Estados Unidos busca aumentar la presión económica sobre Irán mientras la guerra y las negociaciones siguen bloqueadas.
Donald Trump quiere aumentar la presión económica sobre Irán. Su Gobierno cree que la guerra ha dañado mucho la economía iraní. También piensa que esa situación puede llevar a los dirigentes de Irán a aceptar un acuerdo.

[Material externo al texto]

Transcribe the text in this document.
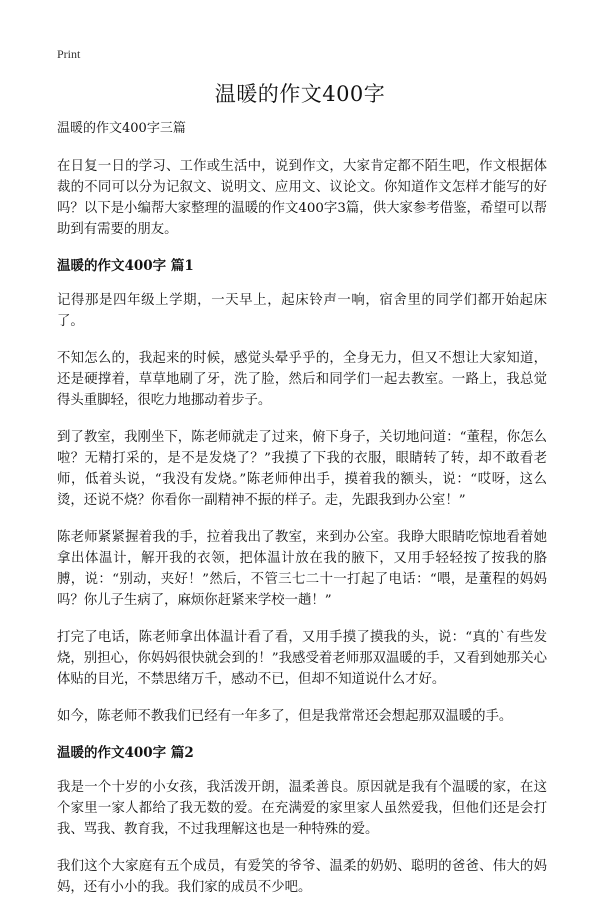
Print
温暖的作文400字
温暖的作文400字三篇

在日复一日的学习、工作或生活中，说到作文，大家肯定都不陌生吧，作文根据体裁的不同可以分为记叙文、说明文、应用文、议论文。你知道作文怎样才能写的好吗？以下是小编帮大家整理的温暖的作文400字3篇，供大家参考借鉴，希望可以帮助到有需要的朋友。

温暖的作文400字 篇1

记得那是四年级上学期，一天早上，起床铃声一响，宿舍里的同学们都开始起床了。

不知怎么的，我起来的时候，感觉头晕乎乎的，全身无力，但又不想让大家知道，还是硬撑着，草草地刷了牙，洗了脸，然后和同学们一起去教室。一路上，我总觉得头重脚轻，很吃力地挪动着步子。

到了教室，我刚坐下，陈老师就走了过来，俯下身子，关切地问道：“董程，你怎么啦？无精打采的，是不是发烧了？”我摸了下我的衣服，眼睛转了转，却不敢看老师，低着头说，“我没有发烧。”陈老师伸出手，摸着我的额头，说：“哎呀，这么烫，还说不烧？你看你一副精神不振的样子。走，先跟我到办公室！”

陈老师紧紧握着我的手，拉着我出了教室，来到办公室。我睁大眼睛吃惊地看着她拿出体温计，解开我的衣领，把体温计放在我的腋下，又用手轻轻按了按我的胳膊，说：“别动，夹好！”然后，不管三七二十一打起了电话：“喂，是董程的妈妈吗？你儿子生病了，麻烦你赶紧来学校一趟！”

打完了电话，陈老师拿出体温计看了看，又用手摸了摸我的头，说：“真的`有些发烧，别担心，你妈妈很快就会到的！”我感受着老师那双温暖的手，又看到她那关心体贴的目光，不禁思绪万千，感动不已，但却不知道说什么才好。

如今，陈老师不教我们已经有一年多了，但是我常常还会想起那双温暖的手。

温暖的作文400字 篇2

我是一个十岁的小女孩，我活泼开朗，温柔善良。原因就是我有个温暖的家，在这个家里一家人都给了我无数的爱。在充满爱的家里家人虽然爱我，但他们还是会打我、骂我、教育我，不过我理解这也是一种特殊的爱。

我们这个大家庭有五个成员，有爱笑的爷爷、温柔的奶奶、聪明的爸爸、伟大的妈妈，还有小小的我。我们家的成员不少吧。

Estados Unidos pide dos cosas principales. Quiere el final del programa nuclear iraní. También quiere que el estrecho de Ormuz vuelva a estar abierto para los barcos de petróleo y gas. Esa ruta es muy importante para muchos países.
Trump dice que Irán tiene grandes problemas de dinero. Además, afirma que Estados Unidos puede pedir compensaciones si Irán las pide en unas conversaciones de paz. Las negociaciones no avanzan de forma clara. Al mismo tiempo, algunas reservas de armas importantes de Estados Unidos han bajado.
Por eso, la Casa Blanca mira otra vez a las sanciones. Son una forma de castigo económico. No son bombas, pero pueden hacer más difícil vender petróleo, comprar productos o recibir dinero.
El estrecho de Ormuz también preocupa a los mercados. Antes de la guerra, por allí pasaba una parte grande del petróleo del mundo. Si hay menos barcos en esa zona, los precios pueden subir. Eso puede afectar al precio de la gasolina.
Irán dice en público que no tiene miedo. Un portavoz iraní criticó a Washington y dijo que Estados Unidos usa sanciones cuando no consigue acuerdos. Algunos expertos creen que las sanciones pueden dar fuerza a Estados Unidos, pero avisan de que necesitan tiempo. No son una solución rápida para terminar una guerra.